Stadtspaziergang mit “Franz-Hermann, dem Sparschwein”
am Freitag, 18.05.2012, 14.00 bis 16.00 Uhr, Grazer Innenstadt

“Franz-Hermann, das Sparschwein” führt uns zu verschiedenen Schauplätzen des Kaputtkürzens, zu Opfern und Tätern.

Unsere Route bringt uns vom Sitz der Landesregierung in der Burg über Karmeliterplatz (Jugend- und Fraueniniativen), Sporgasse (Werkstadt Graz, KünstlerInneninitiative), Herrengasse, Landhaus (Sitz des Landtages) in die Schmiedgasse zum Sozialamt und zur Volksbanken AG. Der Spaziergang wird musikalisch begleitet.

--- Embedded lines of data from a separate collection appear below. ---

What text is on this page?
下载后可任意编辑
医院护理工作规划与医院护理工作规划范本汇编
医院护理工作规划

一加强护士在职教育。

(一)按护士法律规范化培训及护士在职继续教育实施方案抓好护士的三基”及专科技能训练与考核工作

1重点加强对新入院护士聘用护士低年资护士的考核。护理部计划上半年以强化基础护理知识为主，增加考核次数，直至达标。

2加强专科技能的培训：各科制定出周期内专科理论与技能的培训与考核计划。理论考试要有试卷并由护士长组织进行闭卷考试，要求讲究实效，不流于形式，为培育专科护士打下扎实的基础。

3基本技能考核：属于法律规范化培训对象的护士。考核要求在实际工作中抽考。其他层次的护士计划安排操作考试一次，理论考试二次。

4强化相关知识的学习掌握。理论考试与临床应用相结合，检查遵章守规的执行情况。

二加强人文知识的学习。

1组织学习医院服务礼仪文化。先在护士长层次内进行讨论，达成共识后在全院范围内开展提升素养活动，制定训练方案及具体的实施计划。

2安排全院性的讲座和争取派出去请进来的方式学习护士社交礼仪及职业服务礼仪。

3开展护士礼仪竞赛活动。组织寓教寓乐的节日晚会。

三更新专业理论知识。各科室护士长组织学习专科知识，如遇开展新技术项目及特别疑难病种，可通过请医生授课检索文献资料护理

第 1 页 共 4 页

Beginn: pünktlich (!) um 14.00 Uhr vor der Burg – wir wollen pünktlich mit dem Spaziergang starten!

 

Bitte kommt möglichst zahlreich und bringt FreundInnen mit – denn: Die Landesregierung setzt ihren Kahlschlagkurs unbeirrt fort und hat für 2013/14 ein weiteres Doppelbudget mit zusätzlichen Kürzungen von jeweils nochmals 100 Millionen Euro pro Jahr (!) angekündigt. Beschlossen wird das Kürzungspaket zwar erst im Herbst, aber es ist wichtig, schon jetzt durch kraftvolle Aktionen öffentliche Präsenz zu zeigen – noch haben wir die Chance, bis zum Herbst die öffentliche Meinung zu unseren Gunsten zu beeinflussen!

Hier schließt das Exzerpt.